The album’s title emotion is constantly being reframed. “Behind the Veil” announces itself in the first person (“Don’t know how to love my way through the fall”), but becomes exponentially more unfamiliar in the last lines of the chorus. She sings “Don’t want to spit out your own tail / The vine flowers around endless scales.” In sequence, these lines knock away quite a bit of causality. If you want to understand the particular kind of grief on the album, you must approach it with a new set of ideas.

Like the confluence of two long rivers, Sioux merges the dual themes of a personal apocalypse and a natural apocalypse. The end of times is everywhere, and the grief and death that sparks much of her writing is mirrored in the vast and seemingly unconquerable domain of the plains and the sky. On the album cover, she stands against a grey and threatening sky, surrounded by vast plains in subdued colors. She is blown by the wind in the moment before a great storm, but appears at ease. Her image is magnified by the surroundings, and her being there gives the storm a personality. The opening song, “Black Snakes,” has a neofolk type dread, but I would hesitate to say it conveys the same emotion.
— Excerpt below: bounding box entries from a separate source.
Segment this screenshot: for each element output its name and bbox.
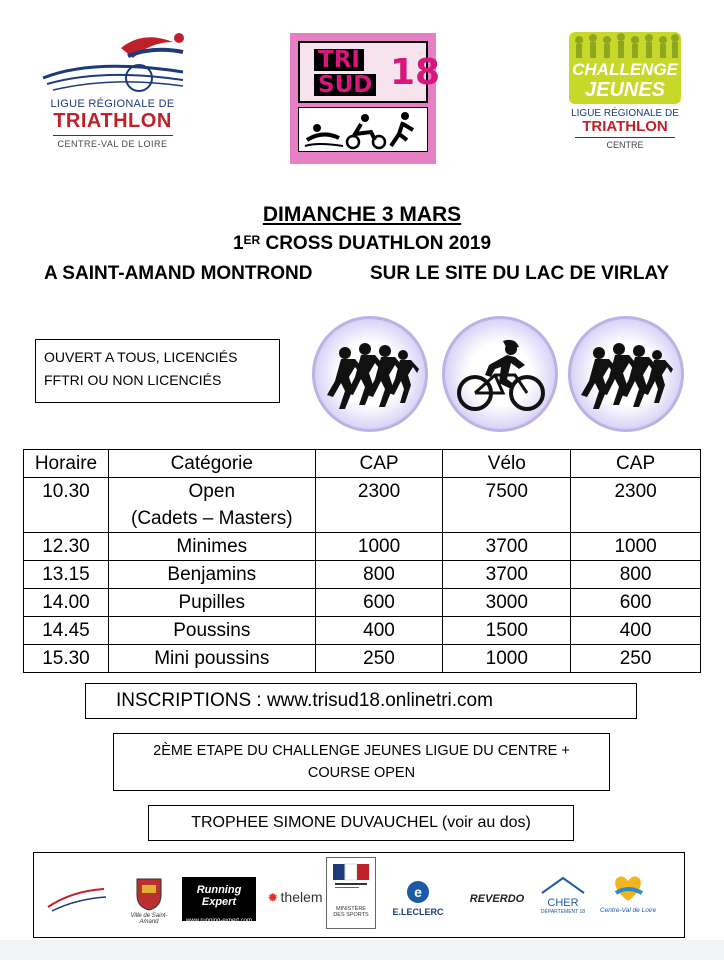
ligue-right-line1: LIGUE RÉGIONALE DE [571,108,679,119]
trisud-wordmark [298,41,441,103]
row-category-main: Open [188,481,236,502]
ligue-divider [53,135,173,136]
club-swoosh-icon [42,881,112,915]
trophee-box: TROPHEE SIMONE DUVAUCHEL (voir au dos) [148,805,574,841]
header-velo: Vélo [443,450,571,478]
cyclist-logo-icon [33,28,193,94]
sponsor-reverdo [466,893,528,905]
crowd-icon [569,32,681,62]
open-notice-box [35,339,280,403]
cher-sub-text: DÉPARTEMENT 18 [540,909,586,915]
row-time: 14.00 [24,589,109,617]
table-row [24,561,701,589]
event-title-post: CROSS DUATHLON 2019 [260,233,492,254]
row-cap1: 2300 [315,478,443,533]
row-category: Mini poussins [108,645,315,673]
table-row [24,589,701,617]
sponsor-running-expert [182,877,256,924]
sponsors-strip [33,852,685,938]
row-category: Pupilles [108,589,315,617]
thelem-text: thelem [280,889,323,905]
sponsor-leclerc [392,881,444,917]
leclerc-icon: e [407,881,429,903]
row-velo: 3000 [443,589,571,617]
row-cap1: 250 [315,645,443,673]
inscriptions-box: INSCRIPTIONS : www.trisud18.onlinetri.com [85,683,637,719]
reverdo-text: REVERDO [469,893,525,905]
row-cap2: 800 [571,561,701,589]
event-location-site: SUR LE SITE DU LAC DE VIRLAY [370,263,670,284]
sponsor-centre-val-de-loire [592,871,664,914]
row-velo: 3700 [443,533,571,561]
ligue-right-line3: CENTRE [606,140,644,150]
table-row [24,645,701,673]
ligue-triathlon-logo [30,28,195,168]
challenge-jeunes-logo [565,32,685,167]
running-expert-name [183,884,255,908]
trisud-num: 18 [390,52,441,93]
trisud18-logo [290,33,441,164]
row-cap2: 250 [571,645,701,673]
cvl-text: Centre-Val de Loire [599,907,657,914]
ministere-text: MINISTÈRE DES SPORTS [333,906,369,918]
etape-box [113,733,610,791]
row-cap1: 1000 [315,533,443,561]
event-location-city: A SAINT-AMAND MONTROND [44,263,313,284]
open-notice-line1: OUVERT A TOUS, LICENCIÉS [44,349,238,365]
row-velo: 7500 [443,478,571,533]
sponsor-ministere [326,857,376,929]
sponsor-cher [532,875,594,915]
ligue-right-line2: TRIATHLON [582,118,668,135]
triathlon-figures-icon [298,107,428,152]
row-time: 13.15 [24,561,109,589]
row-time: 12.30 [24,533,109,561]
event-title-sup: ER [243,233,261,247]
cher-text: CHER [547,897,579,909]
sponsor-club-logo [42,881,112,917]
header-cap-1: CAP [315,450,443,478]
trisud-sud: SUD [314,74,376,96]
header-cap-2: CAP [571,450,701,478]
sponsor-thelem [262,889,328,906]
ligue-right-divider [575,137,675,138]
header-horaire: Horaire [24,450,109,478]
trisud-tri: TRI [314,49,364,71]
expert-text: Expert [201,896,237,908]
etape-line2: COURSE OPEN [307,765,416,781]
running-icon-2 [568,316,684,432]
row-category: Benjamins [108,561,315,589]
schedule-header-row [24,450,701,478]
table-row [24,533,701,561]
running-text: Running [196,884,242,896]
row-cap1: 400 [315,617,443,645]
row-cap2: 2300 [571,478,701,533]
sponsor-ville-label: Ville de Saint-Amand [130,913,168,925]
region-heart-icon [608,871,648,905]
row-cap2: 600 [571,589,701,617]
row-category [108,478,315,533]
cycling-icon [442,316,558,432]
open-notice-line2: FFTRI OU NON LICENCIÉS [44,372,222,388]
event-title [0,233,724,255]
row-cap2: 400 [571,617,701,645]
row-velo: 1500 [443,617,571,645]
row-velo: 1000 [443,645,571,673]
challenge-text: CHALLENGE [572,60,678,79]
row-time: 10.30 [24,478,109,533]
page-bottom-bar [0,940,724,960]
jeunes-text: JEUNES [584,79,666,101]
row-cap1: 600 [315,589,443,617]
row-cap2: 1000 [571,533,701,561]
challenge-jeunes-badge [569,32,681,104]
row-cap1: 800 [315,561,443,589]
ligue-line3: CENTRE-VAL DE LOIRE [57,139,168,149]
sponsor-ville [124,875,174,925]
table-row [24,478,701,533]
thelem-star-icon: ✹ [267,890,279,905]
row-velo: 3700 [443,561,571,589]
table-row [24,617,701,645]
cher-roof-icon [538,875,588,895]
coat-of-arms-icon [134,875,164,911]
event-title-pre: 1 [232,233,244,254]
running-icon [312,316,428,432]
row-category: Minimes [108,533,315,561]
header-categorie: Catégorie [108,450,315,478]
event-date: DIMANCHE 3 MARS [262,203,462,226]
row-time: 15.30 [24,645,109,673]
schedule-table [23,449,701,673]
etape-line1: 2ÈME ETAPE DU CHALLENGE JEUNES LIGUE DU CENTRE + [153,743,570,759]
ligue-line1: LIGUE RÉGIONALE DE [50,98,175,110]
marianne-flag-icon [331,862,371,890]
running-expert-url: www.running-expert.com [185,918,253,924]
leclerc-text: E.LECLERC [392,907,444,917]
ligue-line2: TRIATHLON [53,110,172,132]
row-category-sub: (Cadets – Masters) [131,508,293,529]
row-time: 14.45 [24,617,109,645]
row-category: Poussins [108,617,315,645]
Instead of a historical, pagan mood, “Black Snakes” demonstrates drastic actions. “We’ll split the light in two,” Sioux promises, saying, “Medusa’s head of black snakes tears through the loss and what remains.” Her words cover a peculiar landscape that jumps all over time, but retains a sense that things are not as they used to be. “Baby Wave” describes the moment all nature goes silent as a result of a great grief. Both themes collapse into one at the peak of this interaction. Nature makes grief as great and powerful in its imagery as it is in the head of the speaker.

Mariee Sioux, photo from Night Bloom Records

Like a barnacle on the side of a whale, Sioux’s voice and guitar are at odds, not enough to harm one another, but enough to roughen the overall sound. Her shivering voice is often double-tracked, echoed, and made in many ways to come from all directions. It’s a pure tone that holds up by itself and challenges all other instrumentation. The guitar sound, however, is of an opposite temperament. It’s unmodified and raw, and beyond that, her picking style is work intensive. You can hear all the movement in the picking hand on songs like “Grief in Exile.” It’s almost like her voice is catching up with the guitar. The two rub against each other, not swinging toward complete despair or complete elegance. This is the foundation the album is built on because it is not a sad album or a serene album. Like the quiet before or after a storm, all peace is cyclical and nothing is final. Like a rabbit munching on grass, it’s never over. The most natural thing about grief seems to be its persistence against all odds.

Score: A deer looking right through you.